Bref, Loulou a eu 10 ans. Moi, 70 ce matin.

J'ai une photo de moi quelque part quand j'avais 10 ans. Une photo noir et blanc au contour dentelé. Au verso, une note au crayon: Pierre, 10 ans. La photo a été prise dans l'arrière-cour de la voisine parce que c'était plus beau que chez nous pour prendre ces photos, que ma mère envoyait en Italie. À droite de la photo, il y a une claie avec des rosiers grimpants. Les trois femmes qui m'ont élevé, mes deux soeurs et ma mère, sont adossées à la grille qui enclot la cour. Ma mère est la plus jolie des trois. Elle doit avoir 45 ans. Les trois m'enserrent, me retiennent dans le creux qu'elles forment derrière moi. Je suis maigre à faire peur et j'ai hâte d'aller jouer.

Rendu là, j'ai eu une idée. Une idée qui ne vous impressionnera pas, c'est quelque chose que vous faites spontanément. Moi, c'était la première fois: j'ai cliqué sur Google Maps. Imaginez ma stupéfaction: non seulement j'ai retrouvé facilement la ruelle où a été prise cette photo il y a 60 ans, mais j'ai retrouvé la maison de la voisine au toit de tuiles rouges, l'arrière-cour et son appentis, la verrière dont la porte est ouverte comme si quelqu'un venait d'entrer.
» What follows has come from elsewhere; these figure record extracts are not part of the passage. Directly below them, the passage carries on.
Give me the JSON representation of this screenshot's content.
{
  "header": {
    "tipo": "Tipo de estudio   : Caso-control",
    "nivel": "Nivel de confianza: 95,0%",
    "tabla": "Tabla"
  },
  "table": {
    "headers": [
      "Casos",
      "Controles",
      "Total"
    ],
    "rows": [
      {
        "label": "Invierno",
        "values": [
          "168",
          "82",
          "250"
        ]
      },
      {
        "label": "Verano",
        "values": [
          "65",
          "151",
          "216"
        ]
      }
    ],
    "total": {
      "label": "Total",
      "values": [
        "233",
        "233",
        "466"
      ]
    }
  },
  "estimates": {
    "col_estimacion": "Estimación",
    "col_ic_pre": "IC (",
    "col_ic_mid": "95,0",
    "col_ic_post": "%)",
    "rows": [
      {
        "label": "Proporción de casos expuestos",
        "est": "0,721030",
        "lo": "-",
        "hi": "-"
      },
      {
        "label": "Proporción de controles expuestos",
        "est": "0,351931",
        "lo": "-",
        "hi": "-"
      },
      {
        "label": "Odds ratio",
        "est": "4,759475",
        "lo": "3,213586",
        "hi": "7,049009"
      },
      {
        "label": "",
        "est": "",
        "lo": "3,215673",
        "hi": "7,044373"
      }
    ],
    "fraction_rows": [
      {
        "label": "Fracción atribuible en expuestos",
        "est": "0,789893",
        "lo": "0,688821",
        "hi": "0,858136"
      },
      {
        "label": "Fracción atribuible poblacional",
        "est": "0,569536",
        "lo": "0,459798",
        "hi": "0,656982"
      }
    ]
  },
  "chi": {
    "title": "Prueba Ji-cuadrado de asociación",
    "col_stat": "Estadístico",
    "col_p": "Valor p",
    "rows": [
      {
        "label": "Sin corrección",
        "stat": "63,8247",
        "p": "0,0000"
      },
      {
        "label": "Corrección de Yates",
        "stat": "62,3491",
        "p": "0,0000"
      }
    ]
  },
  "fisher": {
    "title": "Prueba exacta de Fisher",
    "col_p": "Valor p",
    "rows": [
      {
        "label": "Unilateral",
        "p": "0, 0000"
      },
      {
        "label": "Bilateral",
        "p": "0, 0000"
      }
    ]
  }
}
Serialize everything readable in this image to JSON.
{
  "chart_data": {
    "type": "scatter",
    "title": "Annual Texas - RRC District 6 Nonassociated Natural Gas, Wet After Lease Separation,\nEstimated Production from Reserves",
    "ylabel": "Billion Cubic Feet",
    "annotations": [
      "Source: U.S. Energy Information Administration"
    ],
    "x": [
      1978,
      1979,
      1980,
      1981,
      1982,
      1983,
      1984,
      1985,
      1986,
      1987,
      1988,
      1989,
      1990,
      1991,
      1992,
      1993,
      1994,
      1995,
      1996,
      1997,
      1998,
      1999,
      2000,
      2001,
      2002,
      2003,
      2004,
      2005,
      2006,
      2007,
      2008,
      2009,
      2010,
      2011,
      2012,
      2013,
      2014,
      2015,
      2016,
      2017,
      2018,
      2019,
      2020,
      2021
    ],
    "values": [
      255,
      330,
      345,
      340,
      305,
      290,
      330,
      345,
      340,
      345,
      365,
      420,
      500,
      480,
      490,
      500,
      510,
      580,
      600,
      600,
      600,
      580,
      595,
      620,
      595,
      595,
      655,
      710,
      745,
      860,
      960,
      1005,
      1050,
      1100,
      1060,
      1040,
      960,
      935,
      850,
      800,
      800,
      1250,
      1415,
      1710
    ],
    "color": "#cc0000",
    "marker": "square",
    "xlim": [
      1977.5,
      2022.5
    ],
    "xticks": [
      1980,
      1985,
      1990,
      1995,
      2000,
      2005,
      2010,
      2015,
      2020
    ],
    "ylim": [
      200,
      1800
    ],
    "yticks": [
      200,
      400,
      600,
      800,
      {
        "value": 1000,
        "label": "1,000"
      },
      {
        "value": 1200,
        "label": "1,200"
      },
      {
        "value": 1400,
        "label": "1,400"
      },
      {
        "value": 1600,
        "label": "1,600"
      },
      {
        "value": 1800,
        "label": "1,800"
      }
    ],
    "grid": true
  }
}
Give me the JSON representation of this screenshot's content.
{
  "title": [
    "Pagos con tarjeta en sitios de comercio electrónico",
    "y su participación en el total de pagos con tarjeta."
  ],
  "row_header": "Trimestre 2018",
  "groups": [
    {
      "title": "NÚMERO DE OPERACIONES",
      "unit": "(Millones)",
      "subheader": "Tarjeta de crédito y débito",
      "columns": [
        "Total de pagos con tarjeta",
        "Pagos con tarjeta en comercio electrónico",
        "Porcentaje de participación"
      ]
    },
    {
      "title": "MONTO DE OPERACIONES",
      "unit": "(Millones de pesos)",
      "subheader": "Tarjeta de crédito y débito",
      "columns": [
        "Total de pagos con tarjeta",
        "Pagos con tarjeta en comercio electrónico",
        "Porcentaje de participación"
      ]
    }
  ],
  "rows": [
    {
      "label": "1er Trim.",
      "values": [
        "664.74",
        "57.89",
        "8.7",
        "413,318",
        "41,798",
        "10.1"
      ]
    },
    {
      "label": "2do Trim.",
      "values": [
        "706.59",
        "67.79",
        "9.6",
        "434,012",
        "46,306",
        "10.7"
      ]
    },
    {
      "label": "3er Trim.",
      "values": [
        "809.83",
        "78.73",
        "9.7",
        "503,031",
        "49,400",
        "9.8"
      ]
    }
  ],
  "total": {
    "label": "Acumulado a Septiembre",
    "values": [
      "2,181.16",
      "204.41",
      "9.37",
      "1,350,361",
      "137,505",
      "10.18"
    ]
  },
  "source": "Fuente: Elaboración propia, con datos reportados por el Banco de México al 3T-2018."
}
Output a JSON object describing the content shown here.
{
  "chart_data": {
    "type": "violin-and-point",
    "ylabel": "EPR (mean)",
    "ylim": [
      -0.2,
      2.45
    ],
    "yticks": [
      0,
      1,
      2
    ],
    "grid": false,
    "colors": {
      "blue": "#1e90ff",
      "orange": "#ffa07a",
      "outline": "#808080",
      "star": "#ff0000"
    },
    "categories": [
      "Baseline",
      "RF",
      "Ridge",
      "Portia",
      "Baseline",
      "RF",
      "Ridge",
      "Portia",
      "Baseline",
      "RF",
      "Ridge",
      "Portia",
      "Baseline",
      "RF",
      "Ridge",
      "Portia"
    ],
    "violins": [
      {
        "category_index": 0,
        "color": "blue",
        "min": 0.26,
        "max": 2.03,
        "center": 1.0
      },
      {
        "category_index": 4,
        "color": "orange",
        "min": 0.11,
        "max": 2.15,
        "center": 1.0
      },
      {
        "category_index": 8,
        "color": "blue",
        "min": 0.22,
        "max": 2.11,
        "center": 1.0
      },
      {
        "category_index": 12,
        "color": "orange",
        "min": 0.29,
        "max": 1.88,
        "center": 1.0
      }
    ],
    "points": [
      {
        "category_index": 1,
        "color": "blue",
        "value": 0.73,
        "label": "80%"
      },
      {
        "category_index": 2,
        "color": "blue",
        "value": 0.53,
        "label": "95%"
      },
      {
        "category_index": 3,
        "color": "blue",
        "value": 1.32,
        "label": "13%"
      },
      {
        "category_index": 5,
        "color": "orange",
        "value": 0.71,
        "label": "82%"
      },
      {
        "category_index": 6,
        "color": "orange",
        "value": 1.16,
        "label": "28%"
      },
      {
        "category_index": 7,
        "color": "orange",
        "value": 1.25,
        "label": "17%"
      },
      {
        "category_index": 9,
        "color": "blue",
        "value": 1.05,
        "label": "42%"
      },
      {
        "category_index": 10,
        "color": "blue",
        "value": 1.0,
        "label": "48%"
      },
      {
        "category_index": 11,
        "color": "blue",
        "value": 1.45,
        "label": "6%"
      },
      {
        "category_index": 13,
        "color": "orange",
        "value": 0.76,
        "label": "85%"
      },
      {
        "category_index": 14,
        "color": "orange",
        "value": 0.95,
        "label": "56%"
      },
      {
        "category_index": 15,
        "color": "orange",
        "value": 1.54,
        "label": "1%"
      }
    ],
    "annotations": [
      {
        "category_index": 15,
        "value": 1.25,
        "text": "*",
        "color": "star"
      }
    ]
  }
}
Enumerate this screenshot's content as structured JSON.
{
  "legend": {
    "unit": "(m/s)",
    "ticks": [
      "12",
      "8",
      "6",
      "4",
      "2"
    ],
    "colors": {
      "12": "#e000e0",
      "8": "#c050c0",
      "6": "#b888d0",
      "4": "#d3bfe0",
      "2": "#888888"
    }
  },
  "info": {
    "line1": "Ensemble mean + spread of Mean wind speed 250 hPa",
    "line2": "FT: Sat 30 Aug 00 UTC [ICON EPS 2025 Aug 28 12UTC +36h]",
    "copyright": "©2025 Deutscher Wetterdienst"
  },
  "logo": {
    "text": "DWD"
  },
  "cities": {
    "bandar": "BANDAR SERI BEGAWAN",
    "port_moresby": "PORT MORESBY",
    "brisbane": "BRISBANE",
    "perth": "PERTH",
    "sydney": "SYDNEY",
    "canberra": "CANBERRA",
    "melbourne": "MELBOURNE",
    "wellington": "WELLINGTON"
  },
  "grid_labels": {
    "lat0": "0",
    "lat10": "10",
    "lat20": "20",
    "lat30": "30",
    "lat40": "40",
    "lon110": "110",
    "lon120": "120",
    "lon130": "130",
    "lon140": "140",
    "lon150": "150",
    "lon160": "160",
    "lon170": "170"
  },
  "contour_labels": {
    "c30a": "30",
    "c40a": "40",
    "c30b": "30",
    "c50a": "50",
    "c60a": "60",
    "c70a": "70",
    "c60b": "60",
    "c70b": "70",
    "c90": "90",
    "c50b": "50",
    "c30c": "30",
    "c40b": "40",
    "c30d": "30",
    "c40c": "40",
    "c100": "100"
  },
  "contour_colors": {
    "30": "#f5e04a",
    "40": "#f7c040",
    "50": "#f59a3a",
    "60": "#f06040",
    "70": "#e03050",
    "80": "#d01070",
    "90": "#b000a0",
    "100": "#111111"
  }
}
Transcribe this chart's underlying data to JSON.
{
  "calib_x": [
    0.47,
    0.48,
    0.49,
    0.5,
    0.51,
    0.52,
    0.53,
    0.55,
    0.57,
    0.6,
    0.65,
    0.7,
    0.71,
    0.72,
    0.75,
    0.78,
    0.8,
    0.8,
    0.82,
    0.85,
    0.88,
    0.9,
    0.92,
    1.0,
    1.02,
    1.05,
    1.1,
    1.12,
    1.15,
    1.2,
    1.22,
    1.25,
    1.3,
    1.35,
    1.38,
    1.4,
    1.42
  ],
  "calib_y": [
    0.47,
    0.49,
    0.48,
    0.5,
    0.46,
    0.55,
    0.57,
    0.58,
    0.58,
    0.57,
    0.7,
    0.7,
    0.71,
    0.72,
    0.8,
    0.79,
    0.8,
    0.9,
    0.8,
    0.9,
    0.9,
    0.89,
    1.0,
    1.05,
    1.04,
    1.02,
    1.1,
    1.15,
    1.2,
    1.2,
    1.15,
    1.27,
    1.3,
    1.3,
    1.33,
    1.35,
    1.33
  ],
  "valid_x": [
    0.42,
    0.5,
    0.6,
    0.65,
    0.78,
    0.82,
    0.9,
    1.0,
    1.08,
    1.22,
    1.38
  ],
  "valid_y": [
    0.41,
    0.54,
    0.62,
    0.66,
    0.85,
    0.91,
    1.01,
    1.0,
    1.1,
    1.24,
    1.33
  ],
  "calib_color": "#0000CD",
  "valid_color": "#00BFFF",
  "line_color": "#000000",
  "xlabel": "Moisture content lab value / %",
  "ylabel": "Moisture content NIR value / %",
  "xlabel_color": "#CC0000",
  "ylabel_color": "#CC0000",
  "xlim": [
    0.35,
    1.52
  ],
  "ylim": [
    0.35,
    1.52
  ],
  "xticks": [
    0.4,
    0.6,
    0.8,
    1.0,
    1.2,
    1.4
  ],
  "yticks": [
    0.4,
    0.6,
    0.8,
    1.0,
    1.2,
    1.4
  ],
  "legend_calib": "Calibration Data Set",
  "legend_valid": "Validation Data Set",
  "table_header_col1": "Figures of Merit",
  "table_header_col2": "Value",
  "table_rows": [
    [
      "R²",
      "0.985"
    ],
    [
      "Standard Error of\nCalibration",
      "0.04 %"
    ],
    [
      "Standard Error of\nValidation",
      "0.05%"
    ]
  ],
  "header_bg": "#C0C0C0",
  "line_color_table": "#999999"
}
La grille qui ceint la cour est celle de l'époque, je peux en jurer, on peut en compter les barreaux (23), auxquels je me suis pendu mille fois. La poignée aussi est d'époque...

Tu pleures? m'a dit ma fiancée.

Regarde, la poignée de la grille!

Quand j'ai mis mon doigt sur l'écran pour toucher la poignée, j'ai fait bouger l'image et la ruelle s'est prolongée vers les jardins où j'allais jouer.

Zazou, le chien, dans la cour, a aboyé. Roger et Gérard, mes petits amis, sont sortis de la ruelle en culotte courte. Gisèle, la cousine de Roger, était en salopette rouge. Une des bretelles tombait de son épaule. Il y avait aussi Paul Thévenin et le gros Romanance qui habitaient pas loin. Je pourrais vous montrer leur maison sur Google Maps, le toit dépasse.

J'ai fermé les yeux. J'ai passé la porte ouverte de la verrière pour entrer dans la pièce commune. Le placard-vaisselier est toujours à gauche, avant l'escalier qui mène aux chambres. Dans l'armoire, les assiettes ont des fleurs jaunes.

Le plus beau, le plus émouvant, surtout le plus juste de tous les livres que j'ai lus au cours de la dernière décennie (Les années, d'Annie Ernaux), commence ainsi: Toutes les images disparaîtront.

Ce matin, j'ai 70 ans et toutes les images apparaissent avec une précision effrayante, comme si j'allais mourir dans la minute qui vient.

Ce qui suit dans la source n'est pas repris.